China seems to be slowly moving to a system comparable to the US one where outliers are prioritized. India has avoided it so far, which is why we see so many generic software engineers from India. I wonder if that stance will change with that category of jobs rapidly shrinking.
Despite their belief to the contrary the executive branch is in charge of very little in this country. They are harassing and extorting in legally dubious and often outright illegal ways, but companies and institutions and individuals are getting wise to the fact there’s very little power these guys really have because the law is structured to prevent executive abuse of power. All you have to do is get your suit filed and get a stay, and sooner or later the governments case likely falls apart. It’s frictionful for everyone involved and will sooner or later cause serious damage to the economy, but increasing as the initial shock fades, everyone is realizing the president is fairly weak and his antics and his hand picked but of loonies undermine any power they might have. It’s not Howard Lutnicks world, and as time goes on it becomes less and less so as they squander the reputation of the presidency tilting at windmills.
> The crux of the matter is that those workers won't be able to afford the iPhones they're assembling, however.
Of course they will, Americans banks and “tech” companies are always coming up with creative ways to extend shady lines of credit to the poorest Americans.

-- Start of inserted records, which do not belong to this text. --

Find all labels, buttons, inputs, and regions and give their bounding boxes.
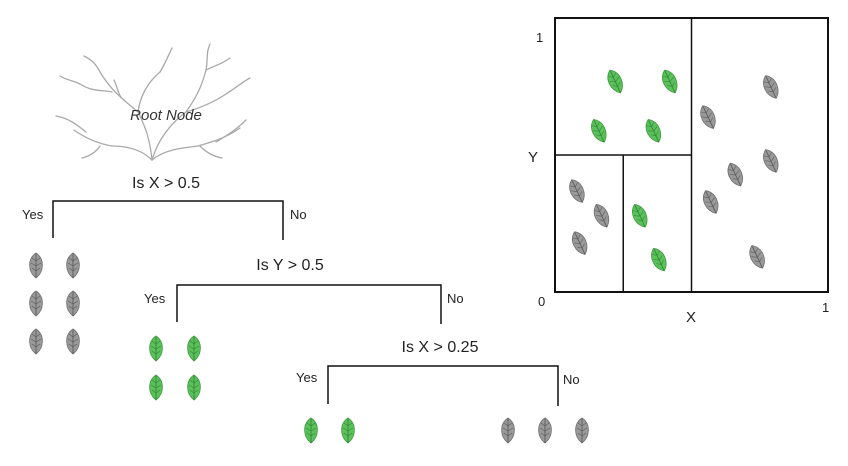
green-leaf-point [647,245,671,275]
plot-points [565,66,783,275]
gray-leaf-point [745,242,769,272]
partition-plot: 1 0 1 Y X [528,17,829,326]
plot-split-lines [555,18,693,292]
leaf-node-2 [149,335,201,401]
green-leaf-point [587,116,611,146]
root-node-label: Root Node [130,107,202,124]
leaf-node-3 [304,417,355,444]
gray-leaf-icon [29,328,43,355]
split-1: Is X > 0.5 Yes No [22,175,307,240]
green-leaf-icon [341,417,355,444]
leaf-node-1 [29,252,80,355]
split-3-no-label: No [563,372,580,387]
split-2-no-label: No [447,291,464,306]
root-node-branches-icon [55,43,251,161]
root-node: Root Node [55,43,251,161]
leaf-node-4 [501,417,589,444]
split-2: Is Y > 0.5 Yes No [144,257,464,324]
split-1-question: Is X > 0.5 [132,175,200,192]
gray-leaf-icon [29,252,43,279]
gray-leaf-icon [501,417,515,444]
gray-leaf-icon [66,252,80,279]
green-leaf-point [641,116,666,146]
split-1-no-label: No [290,207,307,222]
origin-tick: 0 [538,294,545,309]
gray-leaf-point [565,176,589,206]
gray-leaf-point [699,187,723,217]
split-2-bracket [176,284,442,324]
green-leaf-icon [187,335,201,362]
split-2-question: Is Y > 0.5 [256,257,324,274]
split-2-yes-label: Yes [144,291,166,306]
gray-leaf-point [759,72,783,102]
split-1-bracket [52,200,284,240]
gray-leaf-icon [29,290,43,317]
x-axis-max-tick: 1 [822,300,829,315]
gray-leaf-point [696,102,720,132]
gray-leaf-point [590,201,614,231]
split-3-yes-label: Yes [296,370,318,385]
y-axis-max-tick: 1 [536,30,543,45]
green-leaf-point [658,66,682,96]
green-leaf-point [628,201,652,231]
gray-leaf-icon [66,290,80,317]
green-leaf-icon [149,335,163,362]
green-leaf-icon [187,374,201,401]
gray-leaf-point [723,160,747,190]
gray-leaf-icon [66,328,80,355]
gray-leaf-point [568,228,592,258]
split-1-yes-label: Yes [22,207,44,222]
green-leaf-point [603,66,627,96]
split-3-bracket [327,365,559,406]
split-3: Is X > 0.25 Yes No [296,339,580,406]
gray-leaf-icon [538,417,552,444]
gray-leaf-icon [575,417,589,444]
y-axis-label: Y [528,149,538,166]
x-axis-label: X [686,309,696,326]
split-3-question: Is X > 0.25 [402,339,479,356]
green-leaf-icon [149,374,163,401]
green-leaf-icon [304,417,318,444]
gray-leaf-point [759,146,783,176]
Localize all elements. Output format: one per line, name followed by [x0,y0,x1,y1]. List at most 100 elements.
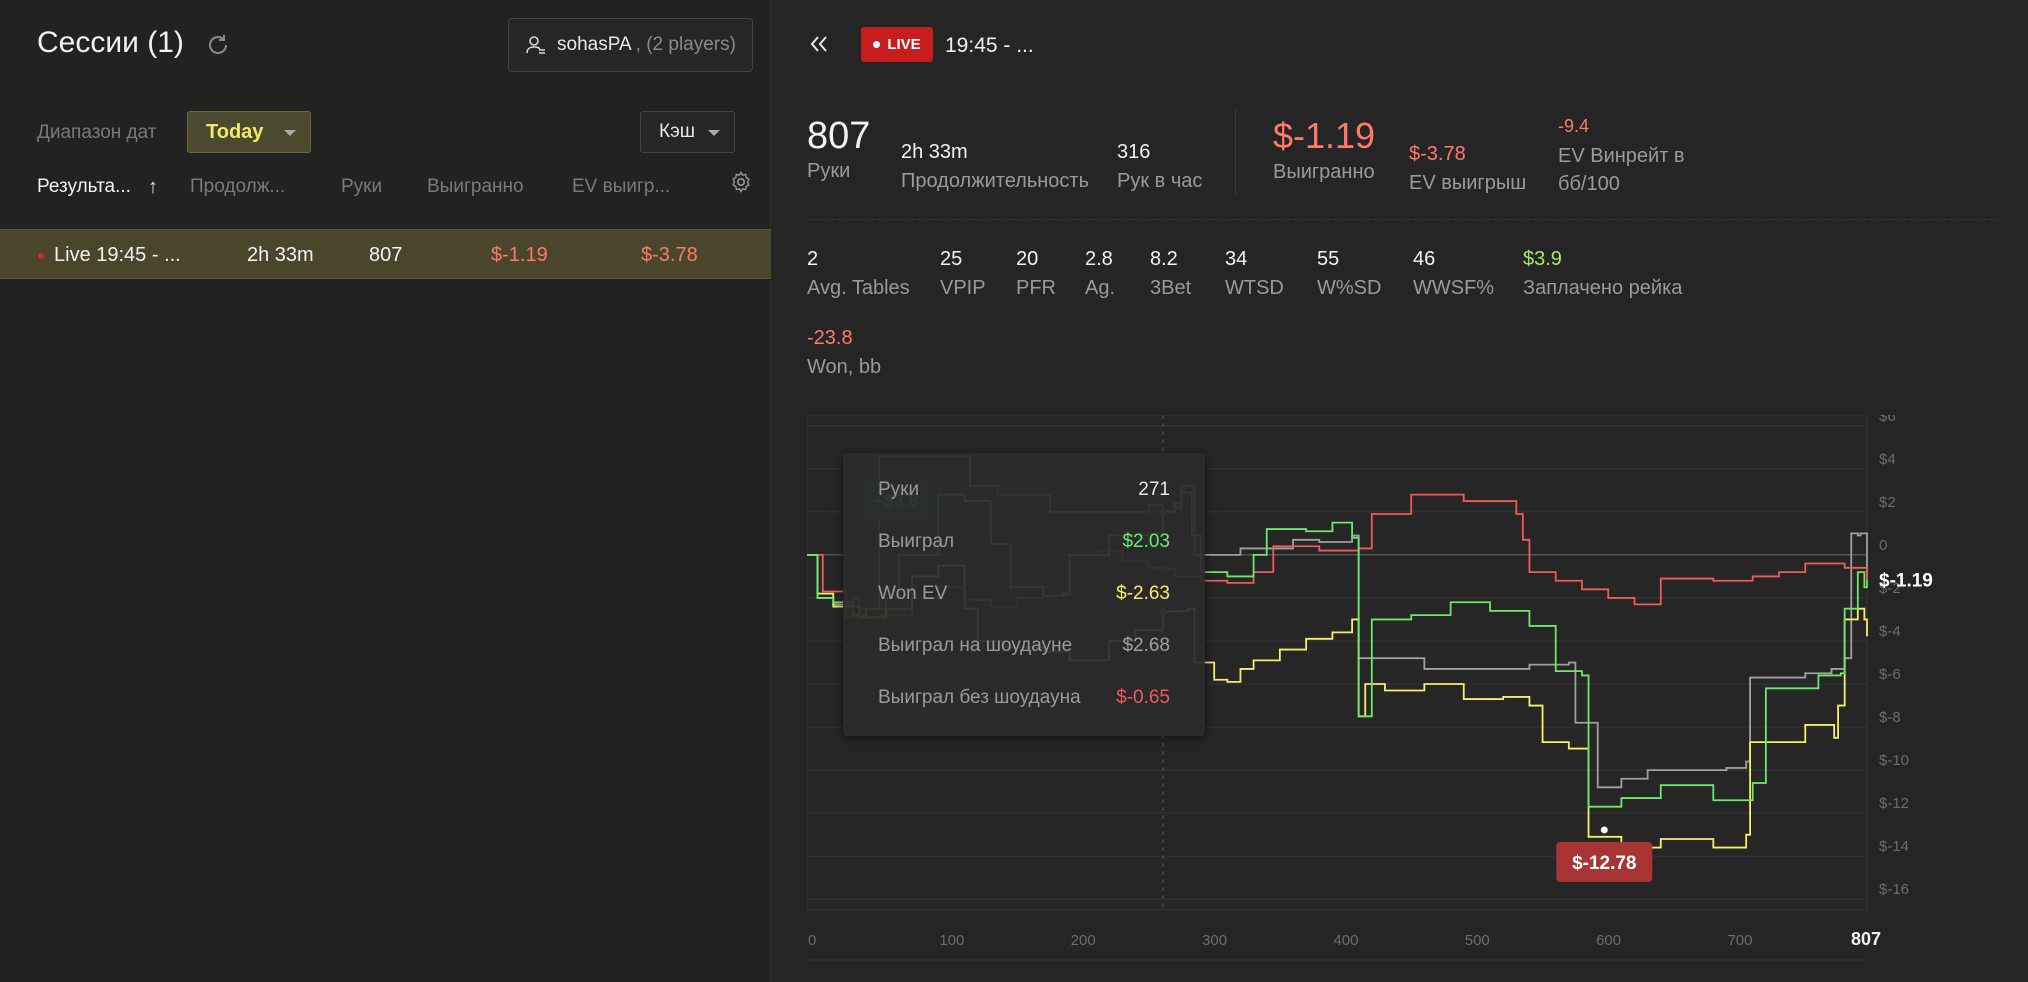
x-tick-label: 500 [1465,932,1490,949]
last-value-label: $-1.19 [1879,571,1933,592]
tooltip-label: Выиграл на шоудауне [878,635,1073,656]
y-tick-label: 0 [1879,537,1887,554]
stat-wtsd: 34 WTSD [1225,248,1284,300]
stat-label: Рук в час [1117,170,1203,192]
session-hands: 807 [369,244,403,266]
stat-wwsf: 46 WWSF% [1413,248,1494,300]
chart-tooltip: Руки 271 Выиграл $2.03 Won EV $-2.63 Выи… [843,453,1205,736]
stat-duration: 2h 33m Продолжительность [901,141,1089,193]
tooltip-value: $2.68 [1122,635,1170,656]
y-tick-label: $-16 [1879,881,1909,898]
column-header-ev[interactable]: EV выигр... [572,176,671,197]
table-row[interactable]: Live 19:45 - ... 2h 33m 807 $-1.19 $-3.7… [0,229,771,279]
y-tick-label: $-6 [1879,666,1901,683]
player-count: , (2 players) [635,34,736,55]
tooltip-label: Won EV [878,583,948,604]
tooltip-value: $-0.65 [1116,687,1170,708]
stat-rake-paid: $3.9 Заплачено рейка [1523,248,1682,300]
stat-value: 8.2 [1150,248,1178,270]
y-tick-label: $-10 [1879,752,1909,769]
sessions-panel: Сессии (1) sohasPA, (2 players) Диапазон… [0,0,771,982]
y-tick-label: $-8 [1879,709,1901,726]
tooltip-label: Выиграл без шоудауна [878,687,1081,708]
column-header-result[interactable]: Результа... [37,176,131,197]
game-type-dropdown[interactable]: Кэш [640,111,735,153]
min-value-label: $-12.78 [1572,853,1636,874]
session-title: 19:45 - ... [945,34,1034,57]
stat-value: 2h 33m [901,141,968,163]
stat-pfr: 20 PFR [1016,248,1056,300]
player-name: sohasPA [557,34,632,55]
stat-label: WTSD [1225,277,1284,299]
stat-aggression: 2.8 Ag. [1085,248,1115,300]
stat-ev-won: $-3.78 EV выигрыш [1409,143,1526,195]
stat-label: Выигранно [1273,161,1375,183]
double-chevron-left-icon[interactable] [808,34,830,54]
session-ev: $-3.78 [641,244,698,266]
sessions-title: Сессии (1) [37,26,184,59]
date-range-dropdown[interactable]: Today [187,111,311,153]
stat-value: $-3.78 [1409,143,1466,165]
stat-won: $-1.19 Выигранно [1273,115,1375,184]
session-detail-panel: LIVE 19:45 - ... 807 Руки 2h 33m Продолж… [772,0,2028,982]
stat-value: 20 [1016,248,1039,270]
session-won: $-1.19 [491,244,548,266]
tooltip-label: Руки [878,479,920,500]
stat-value: 316 [1117,141,1151,163]
table-header: Результа... ↑ Продолж... Руки Выигранно … [0,170,771,214]
y-tick-label: $6 [1879,415,1896,425]
min-value-badge [1556,841,1653,882]
stat-label: PFR [1016,277,1056,299]
stat-label: VPIP [940,277,986,299]
live-badge: LIVE [861,27,933,62]
tooltip-label: Выиграл [878,531,955,552]
live-dot-icon [873,41,881,48]
stat-label: Ag. [1085,277,1116,299]
x-tick-label: 200 [1071,932,1096,949]
y-tick-label: $-2 [1879,580,1901,597]
live-badge-label: LIVE [887,36,921,53]
session-duration: 2h 33m [247,244,314,266]
stat-value: -23.8 [807,327,853,349]
stat-hands-per-hour: 316 Рук в час [1117,141,1202,193]
stat-label: W%SD [1317,277,1382,299]
x-tick-label: 300 [1202,932,1227,949]
game-type-value: Кэш [659,121,696,142]
stat-value: $3.9 [1523,248,1562,270]
stat-hands: 807 Руки [807,115,870,183]
y-tick-label: $4 [1879,451,1896,468]
refresh-icon[interactable] [205,32,231,58]
stat-label: Won, bb [807,356,882,378]
stat-ev-winrate: -9.4 EV Винрейт в бб/100 [1558,116,1718,198]
x-tick-label: 100 [939,932,964,949]
x-tick-label: 807 [1851,929,1881,949]
y-tick-label: $-4 [1879,623,1901,640]
sort-ascending-icon[interactable]: ↑ [148,176,158,198]
gear-icon[interactable] [729,170,753,194]
stat-value: -9.4 [1558,116,1590,136]
stat-label: WWSF% [1413,277,1495,299]
column-header-hands[interactable]: Руки [341,176,383,197]
users-icon [526,36,545,54]
y-tick-label: $2 [1879,494,1896,511]
stat-label: EV выигрыш [1409,172,1527,194]
stat-3bet: 8.2 3Bet [1150,248,1191,300]
chevron-down-icon [708,130,720,136]
stat-value: 55 [1317,248,1340,270]
column-header-won[interactable]: Выигранно [427,176,524,197]
stat-label: Avg. Tables [807,277,910,299]
chevron-down-icon [284,130,296,136]
x-tick-label: 700 [1727,932,1752,949]
x-tick-label: 400 [1333,932,1358,949]
section-divider [807,219,2002,220]
column-header-duration[interactable]: Продолж... [190,176,286,197]
stat-value: 25 [940,248,963,270]
player-selector-button[interactable]: sohasPA, (2 players) [508,18,753,72]
stat-wsd: 55 W%SD [1317,248,1381,300]
stat-value: $-1.19 [1273,115,1376,156]
stats-divider [1235,110,1236,195]
live-indicator-dot [38,253,44,259]
stat-avg-tables: 2 Avg. Tables [807,248,910,300]
stat-won-bb: -23.8 Won, bb [807,327,881,379]
stat-value: 2 [807,248,819,270]
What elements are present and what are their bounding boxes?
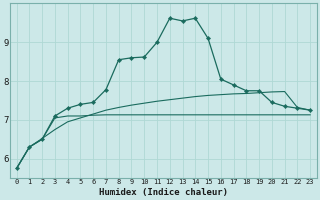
X-axis label: Humidex (Indice chaleur): Humidex (Indice chaleur) (99, 188, 228, 197)
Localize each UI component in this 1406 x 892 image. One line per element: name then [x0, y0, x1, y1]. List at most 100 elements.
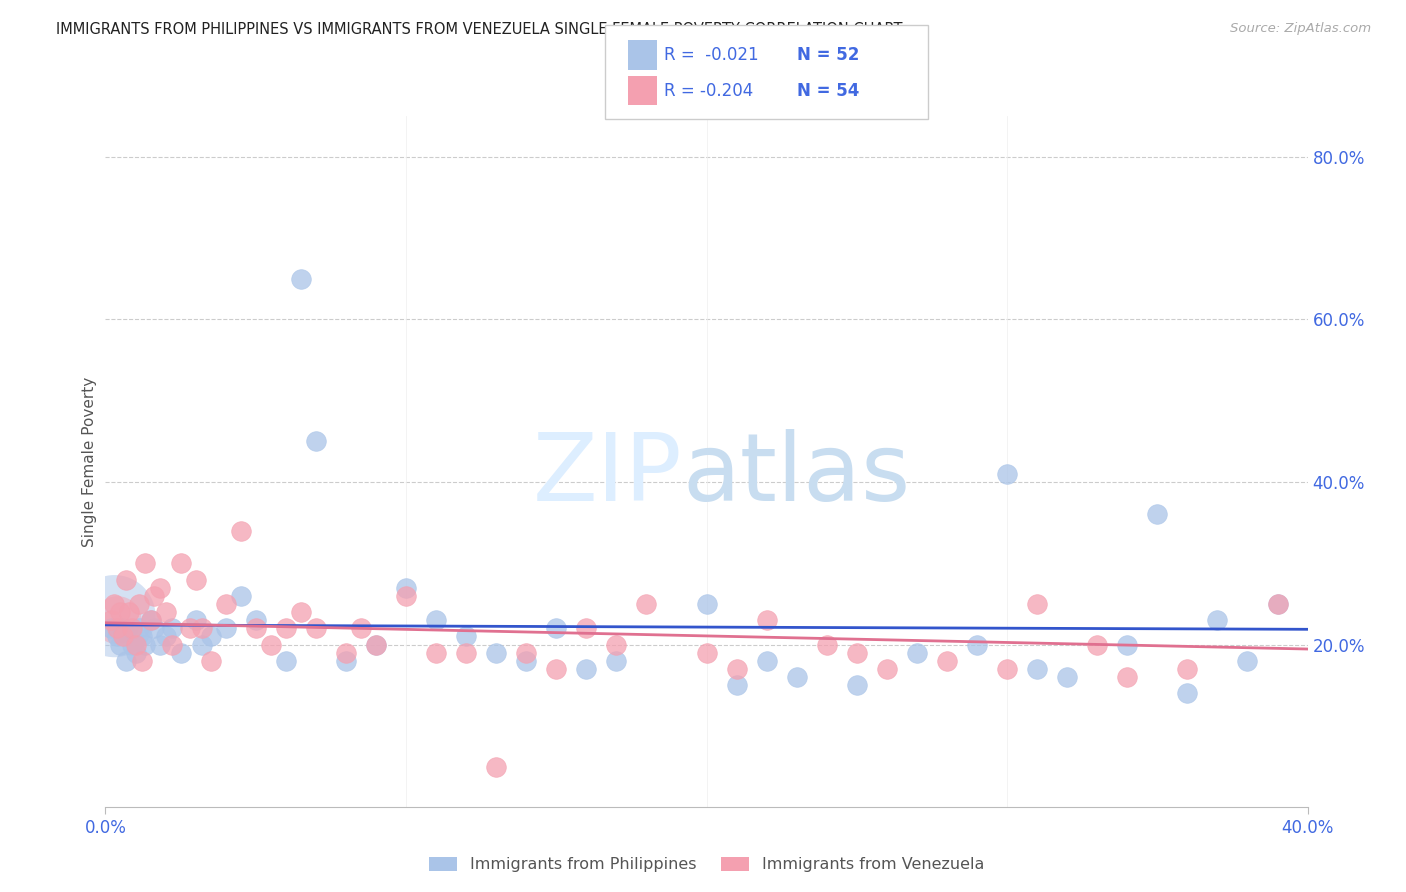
Text: R = -0.204: R = -0.204	[664, 81, 752, 100]
Point	[160, 638, 183, 652]
Text: R =  -0.021: R = -0.021	[664, 45, 758, 64]
Point	[190, 621, 212, 635]
Point	[290, 605, 312, 619]
Point	[1026, 597, 1049, 611]
Point	[575, 621, 598, 635]
Point	[786, 670, 808, 684]
Point	[115, 654, 138, 668]
Point	[148, 638, 170, 652]
Point	[100, 613, 122, 627]
Point	[395, 581, 418, 595]
Point	[605, 654, 627, 668]
Point	[139, 613, 162, 627]
Point	[160, 621, 183, 635]
Point	[995, 662, 1018, 676]
Point	[184, 573, 207, 587]
Point	[1146, 508, 1168, 522]
Point	[395, 589, 418, 603]
Point	[131, 654, 153, 668]
Point	[139, 613, 162, 627]
Point	[200, 630, 222, 644]
Point	[110, 638, 132, 652]
Point	[1206, 613, 1229, 627]
Point	[118, 630, 141, 644]
Point	[124, 638, 146, 652]
Point	[546, 662, 568, 676]
Point	[128, 597, 150, 611]
Point	[118, 605, 141, 619]
Point	[725, 662, 748, 676]
Point	[121, 638, 143, 652]
Point	[335, 654, 357, 668]
Point	[169, 646, 191, 660]
Point	[425, 613, 447, 627]
Point	[142, 621, 165, 635]
Point	[112, 630, 135, 644]
Point	[128, 621, 150, 635]
Y-axis label: Single Female Poverty: Single Female Poverty	[82, 376, 97, 547]
Point	[335, 646, 357, 660]
Point	[936, 654, 959, 668]
Point	[179, 621, 201, 635]
Point	[1026, 662, 1049, 676]
Text: ZIP: ZIP	[533, 429, 682, 522]
Text: IMMIGRANTS FROM PHILIPPINES VS IMMIGRANTS FROM VENEZUELA SINGLE FEMALE POVERTY C: IMMIGRANTS FROM PHILIPPINES VS IMMIGRANT…	[56, 22, 903, 37]
Point	[274, 654, 297, 668]
Point	[142, 589, 165, 603]
Point	[245, 613, 267, 627]
Point	[103, 609, 125, 624]
Point	[1116, 670, 1139, 684]
Point	[110, 605, 132, 619]
Point	[485, 759, 508, 773]
Point	[755, 654, 778, 668]
Point	[107, 613, 129, 627]
Point	[364, 638, 387, 652]
Point	[112, 621, 135, 635]
Point	[169, 556, 191, 570]
Text: N = 52: N = 52	[797, 45, 859, 64]
Point	[1175, 662, 1198, 676]
Point	[214, 621, 236, 635]
Point	[214, 597, 236, 611]
Point	[229, 524, 252, 538]
Point	[107, 621, 129, 635]
Point	[1056, 670, 1078, 684]
Point	[605, 638, 627, 652]
Point	[103, 597, 125, 611]
Point	[845, 646, 868, 660]
Point	[575, 662, 598, 676]
Point	[515, 646, 537, 660]
Point	[100, 621, 122, 635]
Point	[515, 654, 537, 668]
Point	[636, 597, 658, 611]
Point	[755, 613, 778, 627]
Point	[155, 605, 177, 619]
Point	[1175, 686, 1198, 700]
Point	[134, 556, 156, 570]
Point	[1085, 638, 1108, 652]
Point	[364, 638, 387, 652]
Legend: Immigrants from Philippines, Immigrants from Venezuela: Immigrants from Philippines, Immigrants …	[422, 850, 991, 879]
Point	[107, 630, 129, 644]
Point	[454, 630, 477, 644]
Point	[966, 638, 988, 652]
Point	[995, 467, 1018, 481]
Point	[134, 638, 156, 652]
Point	[190, 638, 212, 652]
Point	[1267, 597, 1289, 611]
Point	[274, 621, 297, 635]
Point	[245, 621, 267, 635]
Point	[1236, 654, 1258, 668]
Point	[876, 662, 898, 676]
Point	[200, 654, 222, 668]
Point	[725, 678, 748, 692]
Point	[425, 646, 447, 660]
Point	[546, 621, 568, 635]
Point	[305, 621, 328, 635]
Point	[148, 581, 170, 595]
Point	[905, 646, 928, 660]
Point	[155, 630, 177, 644]
Point	[485, 646, 508, 660]
Text: N = 54: N = 54	[797, 81, 859, 100]
Point	[454, 646, 477, 660]
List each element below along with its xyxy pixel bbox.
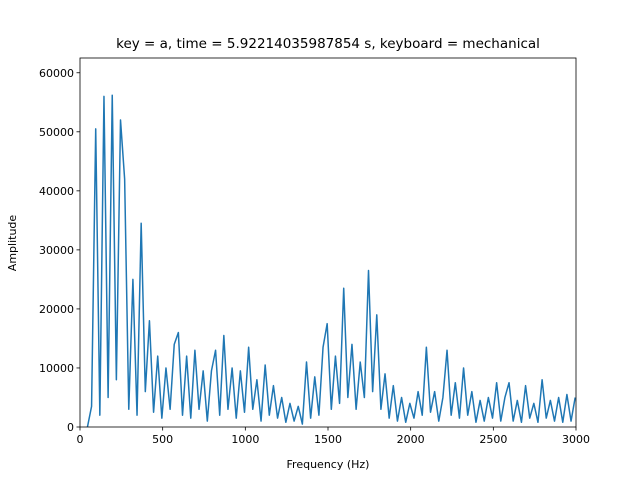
x-tick-label: 2500 <box>479 433 507 446</box>
x-tick-label: 500 <box>152 433 173 446</box>
line-series <box>86 94 576 427</box>
y-tick-label: 40000 <box>39 185 74 198</box>
y-tick-label: 10000 <box>39 362 74 375</box>
y-tick-label: 60000 <box>39 67 74 80</box>
x-tick-label: 1500 <box>314 433 342 446</box>
x-tick-label: 3000 <box>562 433 590 446</box>
x-tick-label: 1000 <box>231 433 259 446</box>
y-tick-label: 0 <box>67 421 74 434</box>
x-tick-label: 2000 <box>397 433 425 446</box>
x-tick-label: 0 <box>77 433 84 446</box>
y-tick-label: 30000 <box>39 244 74 257</box>
x-axis-label: Frequency (Hz) <box>287 458 370 471</box>
y-axis-label: Amplitude <box>6 215 19 272</box>
y-tick-label: 20000 <box>39 303 74 316</box>
chart-title: key = a, time = 5.92214035987854 s, keyb… <box>116 36 540 52</box>
y-tick-label: 50000 <box>39 126 74 139</box>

1. Low paid American workers glue iphones together in sweatshops
2. Low paid Chinese workers glue iphones together in sweatshops
3. Well paid American workers glue iphones together in sweatshops, and to make this possible we have a massive tariffs regime that makes consumer goods massively more expensive and massively increases the price of all manufactured goods.
Pick your poison. They call economics the "dismal science" for a reason.
Chinese workers are not "low paid" relative to prices of goods in China though. A Chinese worker gluing an iPhone together can afford a decent middle class lifestyle, the Chinese version of the "American dream".
What America really needs is massive deflation in the cost of everything, curbing income inequality (which is driving inflation) and moving to renewables (cost of oil/gas also drives inflation).
Deflation is never going to be allowed to happen even if economic conditions allow it. The reason that the Federal Reserve wants inflation at ~2% is so that nobody hoards cash in their home and instead spends it before it loses value or puts it in a bank to lend to the economy or invests it. Deflation would mean that you could hoard cash and it would grow in value, leading to less money available for economic growth.
>> Chinese workers are not "low paid" relative to prices of goods in China though. A Chinese worker gluing an iPhone together can afford a decent middle class lifestyle, the Chinese version of the "American dream
I'm pretty sure this is what Apple wants you to believe, while Chinese company offers minimal wage for workers who assemble phones. One could never afford a decent lifestyle on a minimal wage.
Yes, and a big part of the reason labor costs are so high is that living costs are high. The US worker is saturated with debt, fees, payments, rents of every stripe.
If the US minimum wage is what we have agreed is the minimum amount someone should be paid to have a reasonable quality of life (and it can be argued that it is still too low), then number 3 is the only ethical choice.
>and it really made a lot of this stuff click for me: they want to provide low-paying American jobs in American factories.
This isn't a fair characterization. The people on reddit who complain that the coffee place is only scheduling them for 10 hours a week and that people are being stingy with the tips might actually prefer the factory job with a regular 40 hours, occasionally mandatory overtime, and $5/hr more than what Starbucks offers. If you disagree, then I suspect that there's no universe possible where you're satisfied without the population of the United States being cut by three quarters.